Histone deacetylase 4 promotes type I interferon signaling, restricts DNA viruses, and is degraded via vaccinia virus protein C6.

Abstract

Interferons (IFNs) represent an important host defence against viruses. Type I IFNs induce JAKSTAT signaling and expression of interferon-stimulated genes (ISGs), which mediate antiviral activity.
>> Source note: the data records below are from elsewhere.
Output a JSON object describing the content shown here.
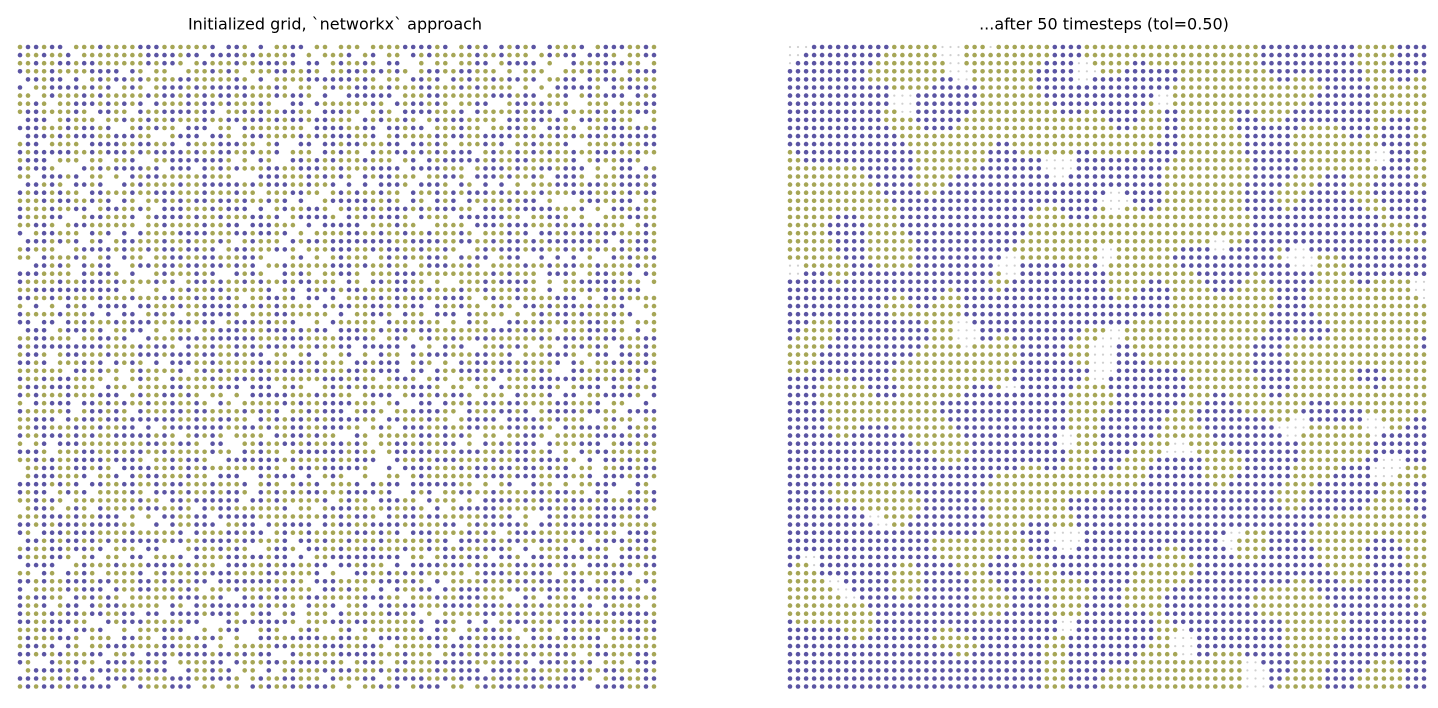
{
  "panels": [
    {
      "title": "Initialized grid, `networkx` approach"
    },
    {
      "title": "...after 50 timesteps (tol=0.50)"
    }
  ]
}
Histone deacetylases (HDACs) perform multiple functions in regulating gene expression and some class I HDACs and the class IV HDAC, HDAC11, influence type I IFN signaling. Here, HDAC4, a class II HDAC, is shown to promote type I IFN signaling and coprecipitate with STAT2. Pharmacological inhibition of class II HDAC activity, or knockout of HDAC4 from HEK-293T and HeLa cells, caused a defective response to IFN-α. This defect in HDAC4-/- cells was rescued by re-introduction of HDAC4 or catalytically inactive HDAC4, but not HDAC1 or HDAC5. ChIP analysis showed HDAC4 bound to ISG promoters following IFN stimulation, and was needed for binding of STAT2 to these promoters. The biological importance of HDAC4 as a virus restriction factor was illustrated by the observations that: i) the replication and spread of vaccinia virus (VACV) and herpes simplex virus type 1 (HSV-1) were 33 enhanced in HDAC4-/- cells and inhibited by over-expression of HDAC4; and ii) HDAC4 is targeted for proteasomal degradation during VACV infection by VACV protein C6, a multifunctional IFN antagonist, that co-precipitates with HDAC4 and is necessary and sufficient for HDAC4 degradation.